Freising (im bair. Sprachbereich; gegr. 724). In Freising entstand um 765 die Eindeutschung des Synonymenlexikons "Abrogans" (benannt nach dem ersten Stichwort abrogans = demütig). Bischof ®Arbeo von Freising (um 723-83) betätigte sich als Verfasser von Heiligenlegenden. Um 900 entstand hier das ®"Petruslied".
Reichenau (gegr. 724). Wichtiges Missionszentrum, einer der Ausgangspunkte der "Karolingischen Renaissance". Die Klosterbibliothek zählte im 9. Jh. zu den größten des Abendlandes. Hier verfasste Abt ®Walahfrid Strabo seine Heiligenlegenden und -viten, seine Hymnen sowie die "Glossa ordinaria" (Bibelkommentar) und den "Liber de cultura hortorum" (Lehrgedicht über Gartenbau).
Benediktbeuren (gegr. 740). Aus dem Bestand der Klosterbibliothek stammen die ®"Carmina Burana" (Sammlung weltl. Lieder, überwiegend mlat.; um 1250).
Fulda (im ostfränkischen Sprachbereich; gegr. 744). Von hier stammen ein Sächsisches Taufgelöbnis (um 780), das ®Hildebrandslied (die Niederschrift eines ahd. Heldenlieds; um 810) und eine Übersetzung der Evangelienharmonie des Tatian. Vom Fuldaer Abt ®Hrabanus Maurus stammen außer Hymnen und Predigten die Enzyklopädie "De rerum naturis" und das Schulwerk zur Klerikerausbildung "De institutione clericorum". Um 830 entstand der altsächs. "Heliand", die von einem Unbekannten nach einer ahd. Übersetzung der Evangelienharmonie des Tatian in ca. 6.000 Stabreimversen abgefasste Geschichte Jesu.

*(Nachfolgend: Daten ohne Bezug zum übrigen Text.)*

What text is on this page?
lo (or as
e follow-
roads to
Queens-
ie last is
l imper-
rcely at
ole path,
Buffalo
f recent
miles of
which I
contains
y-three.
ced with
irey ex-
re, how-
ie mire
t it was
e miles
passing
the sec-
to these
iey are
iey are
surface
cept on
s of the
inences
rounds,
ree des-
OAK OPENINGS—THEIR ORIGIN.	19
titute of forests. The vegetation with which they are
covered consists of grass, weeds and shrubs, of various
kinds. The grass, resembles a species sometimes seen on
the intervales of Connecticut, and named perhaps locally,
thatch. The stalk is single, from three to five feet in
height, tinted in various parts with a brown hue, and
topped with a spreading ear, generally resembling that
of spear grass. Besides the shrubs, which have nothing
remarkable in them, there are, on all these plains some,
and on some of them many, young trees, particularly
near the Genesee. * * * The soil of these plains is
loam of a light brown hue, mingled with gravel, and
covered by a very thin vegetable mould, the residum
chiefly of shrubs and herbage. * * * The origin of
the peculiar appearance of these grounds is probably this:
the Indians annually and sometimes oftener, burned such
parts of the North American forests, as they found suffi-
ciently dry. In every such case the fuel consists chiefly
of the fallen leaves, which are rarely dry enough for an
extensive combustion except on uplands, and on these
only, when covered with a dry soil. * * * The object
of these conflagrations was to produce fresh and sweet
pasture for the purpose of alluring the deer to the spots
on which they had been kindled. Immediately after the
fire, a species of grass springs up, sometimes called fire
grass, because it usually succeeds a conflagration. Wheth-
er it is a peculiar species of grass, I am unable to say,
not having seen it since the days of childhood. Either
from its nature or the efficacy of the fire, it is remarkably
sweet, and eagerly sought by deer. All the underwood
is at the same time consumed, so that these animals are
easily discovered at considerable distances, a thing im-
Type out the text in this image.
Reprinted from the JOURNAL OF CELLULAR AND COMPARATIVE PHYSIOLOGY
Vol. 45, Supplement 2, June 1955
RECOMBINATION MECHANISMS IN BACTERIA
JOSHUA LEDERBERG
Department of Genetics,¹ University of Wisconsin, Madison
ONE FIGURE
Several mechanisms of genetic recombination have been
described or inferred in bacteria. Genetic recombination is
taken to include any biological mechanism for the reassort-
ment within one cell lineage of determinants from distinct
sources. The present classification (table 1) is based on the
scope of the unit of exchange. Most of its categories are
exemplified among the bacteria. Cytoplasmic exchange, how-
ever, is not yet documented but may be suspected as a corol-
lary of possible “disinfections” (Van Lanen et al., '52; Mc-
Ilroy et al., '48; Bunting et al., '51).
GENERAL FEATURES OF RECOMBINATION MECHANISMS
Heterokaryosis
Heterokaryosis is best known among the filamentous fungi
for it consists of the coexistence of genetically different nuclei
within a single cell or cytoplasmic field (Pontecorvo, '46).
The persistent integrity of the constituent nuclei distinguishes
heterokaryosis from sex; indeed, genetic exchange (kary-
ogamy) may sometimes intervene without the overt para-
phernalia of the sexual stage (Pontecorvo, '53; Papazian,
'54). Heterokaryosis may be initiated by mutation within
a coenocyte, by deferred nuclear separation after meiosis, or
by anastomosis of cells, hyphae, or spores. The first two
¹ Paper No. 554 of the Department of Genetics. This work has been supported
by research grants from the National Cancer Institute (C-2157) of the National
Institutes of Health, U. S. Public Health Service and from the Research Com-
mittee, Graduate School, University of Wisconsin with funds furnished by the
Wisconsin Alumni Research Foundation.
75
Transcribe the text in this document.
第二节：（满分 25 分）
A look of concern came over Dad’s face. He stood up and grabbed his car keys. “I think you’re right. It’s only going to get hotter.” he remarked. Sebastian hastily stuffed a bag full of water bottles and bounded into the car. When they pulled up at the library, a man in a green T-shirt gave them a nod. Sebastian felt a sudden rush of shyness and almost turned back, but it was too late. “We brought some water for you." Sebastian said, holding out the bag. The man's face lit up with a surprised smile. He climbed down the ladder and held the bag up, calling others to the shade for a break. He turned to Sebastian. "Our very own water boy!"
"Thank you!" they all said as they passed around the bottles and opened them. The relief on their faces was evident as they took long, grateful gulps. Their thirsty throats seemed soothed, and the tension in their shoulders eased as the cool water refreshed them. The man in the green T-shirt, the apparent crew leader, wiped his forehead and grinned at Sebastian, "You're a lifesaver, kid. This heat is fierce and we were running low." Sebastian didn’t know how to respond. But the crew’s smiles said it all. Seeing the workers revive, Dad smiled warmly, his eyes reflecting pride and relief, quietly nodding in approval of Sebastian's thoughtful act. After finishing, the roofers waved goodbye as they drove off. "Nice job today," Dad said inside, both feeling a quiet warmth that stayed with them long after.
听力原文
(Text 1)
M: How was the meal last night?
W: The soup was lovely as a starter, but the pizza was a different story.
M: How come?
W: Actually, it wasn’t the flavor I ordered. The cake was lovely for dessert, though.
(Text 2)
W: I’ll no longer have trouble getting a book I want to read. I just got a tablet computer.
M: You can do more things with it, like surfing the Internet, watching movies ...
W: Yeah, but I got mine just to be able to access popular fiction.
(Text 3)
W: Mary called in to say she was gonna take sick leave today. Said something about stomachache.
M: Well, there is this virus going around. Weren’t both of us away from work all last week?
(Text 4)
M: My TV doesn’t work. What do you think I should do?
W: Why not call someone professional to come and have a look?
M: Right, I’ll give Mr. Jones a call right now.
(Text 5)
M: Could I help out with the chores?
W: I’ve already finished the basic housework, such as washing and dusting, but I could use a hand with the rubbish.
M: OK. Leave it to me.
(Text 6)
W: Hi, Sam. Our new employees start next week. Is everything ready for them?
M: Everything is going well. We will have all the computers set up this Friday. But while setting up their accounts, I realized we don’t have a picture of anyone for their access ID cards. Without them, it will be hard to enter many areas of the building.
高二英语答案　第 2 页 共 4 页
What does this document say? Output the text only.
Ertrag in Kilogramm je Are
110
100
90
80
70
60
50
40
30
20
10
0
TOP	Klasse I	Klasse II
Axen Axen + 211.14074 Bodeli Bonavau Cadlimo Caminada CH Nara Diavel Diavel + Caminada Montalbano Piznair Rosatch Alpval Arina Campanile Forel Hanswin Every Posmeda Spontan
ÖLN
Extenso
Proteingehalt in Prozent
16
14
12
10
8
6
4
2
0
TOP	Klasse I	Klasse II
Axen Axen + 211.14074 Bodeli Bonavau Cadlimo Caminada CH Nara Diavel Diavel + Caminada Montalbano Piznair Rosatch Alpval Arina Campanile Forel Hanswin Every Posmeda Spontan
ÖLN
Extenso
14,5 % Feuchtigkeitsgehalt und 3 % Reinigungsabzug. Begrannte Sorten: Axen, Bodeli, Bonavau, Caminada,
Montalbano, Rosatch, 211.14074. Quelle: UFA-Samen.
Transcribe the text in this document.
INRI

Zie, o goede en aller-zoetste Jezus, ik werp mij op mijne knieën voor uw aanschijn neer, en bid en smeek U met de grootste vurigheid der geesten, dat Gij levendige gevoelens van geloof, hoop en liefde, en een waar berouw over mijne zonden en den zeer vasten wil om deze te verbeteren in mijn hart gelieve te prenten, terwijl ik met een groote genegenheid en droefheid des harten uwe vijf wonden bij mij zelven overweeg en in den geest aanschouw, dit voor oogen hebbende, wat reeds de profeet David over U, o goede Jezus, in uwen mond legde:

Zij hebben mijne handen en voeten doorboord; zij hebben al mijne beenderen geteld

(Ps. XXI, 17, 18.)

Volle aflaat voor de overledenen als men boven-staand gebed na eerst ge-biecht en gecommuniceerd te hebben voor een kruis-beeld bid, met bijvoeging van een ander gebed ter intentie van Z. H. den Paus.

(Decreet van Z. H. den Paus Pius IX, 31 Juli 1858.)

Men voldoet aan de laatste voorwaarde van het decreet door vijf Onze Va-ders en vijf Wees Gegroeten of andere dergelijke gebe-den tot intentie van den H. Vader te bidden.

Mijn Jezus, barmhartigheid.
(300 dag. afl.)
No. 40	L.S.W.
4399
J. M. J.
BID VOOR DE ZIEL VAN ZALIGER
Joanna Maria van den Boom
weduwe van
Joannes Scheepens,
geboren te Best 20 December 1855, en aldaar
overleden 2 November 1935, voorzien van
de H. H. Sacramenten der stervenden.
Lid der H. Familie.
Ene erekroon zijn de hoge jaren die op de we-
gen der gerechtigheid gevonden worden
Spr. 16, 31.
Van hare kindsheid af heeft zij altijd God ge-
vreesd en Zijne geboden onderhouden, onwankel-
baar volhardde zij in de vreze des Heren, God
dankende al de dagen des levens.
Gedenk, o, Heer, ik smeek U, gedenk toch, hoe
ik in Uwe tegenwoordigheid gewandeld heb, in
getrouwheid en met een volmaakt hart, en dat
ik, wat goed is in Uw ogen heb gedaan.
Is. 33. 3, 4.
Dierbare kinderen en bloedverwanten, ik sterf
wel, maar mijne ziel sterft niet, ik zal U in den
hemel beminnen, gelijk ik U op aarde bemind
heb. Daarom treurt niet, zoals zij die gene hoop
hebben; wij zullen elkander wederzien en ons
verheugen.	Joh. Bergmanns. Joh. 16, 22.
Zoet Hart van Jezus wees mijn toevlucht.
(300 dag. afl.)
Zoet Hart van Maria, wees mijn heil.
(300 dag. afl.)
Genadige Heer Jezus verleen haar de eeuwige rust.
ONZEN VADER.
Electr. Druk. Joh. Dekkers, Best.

Mondsee (gegr. 748; am gleichnamigen See im österr. Salzkammergut). Aus der Bibliothek des Klosters stammen Fragmente einer Matthäus-Übersetzung, einer Augustinus-Predigt und einer Übersetzung der "De fide catholica" des Isidor von Sevilla.
Wessobrunn (gegr. 753). Das etwa um 800 entstandene "Wessobrunner Gebet" stellt einen Schöpfungsbericht in bairisch gefärbtem AHD. dar.
St. Emmeram (in Regensburg; gegr. 8. Jh.). Auf Rändern und leeren Seiten einer Handschrift des Klosters fanden sich Bruchstücke eines altbairischen Gedichts, das nach einem darin vorkommenden Wort ®"Muspilli" benannt wurde.
Corvey (in Westfalen, gegr. 816). Wahrscheinlich hier entstand um 890 das einem namentl. unbekannten ®Poeta Saxo zugeschriebene Karlsepos "De gestis Caroli Magni". ®Widukind von Corvey verfasste um 960 die "Res gestae Saxonicae".
Gandersheim (gegr. 844). Bekannt durch die 8 Verslegenden, 6 Lesedramen und 2 Geschichtswerke der Nonne ®Hroswith.
Lorsch. Hier entstand – teilweise auf antiken Grundlagen – um 800 das „Lorscher Arzneibuch“ (s. Arzneibuch), ein bedeutsames Handbuch für Ärzte mit Texten zu medizinischen und pharmazeutischen Fragen. Es gilt als das älteste erhaltene Werk dieser Art deutscher Herkunft.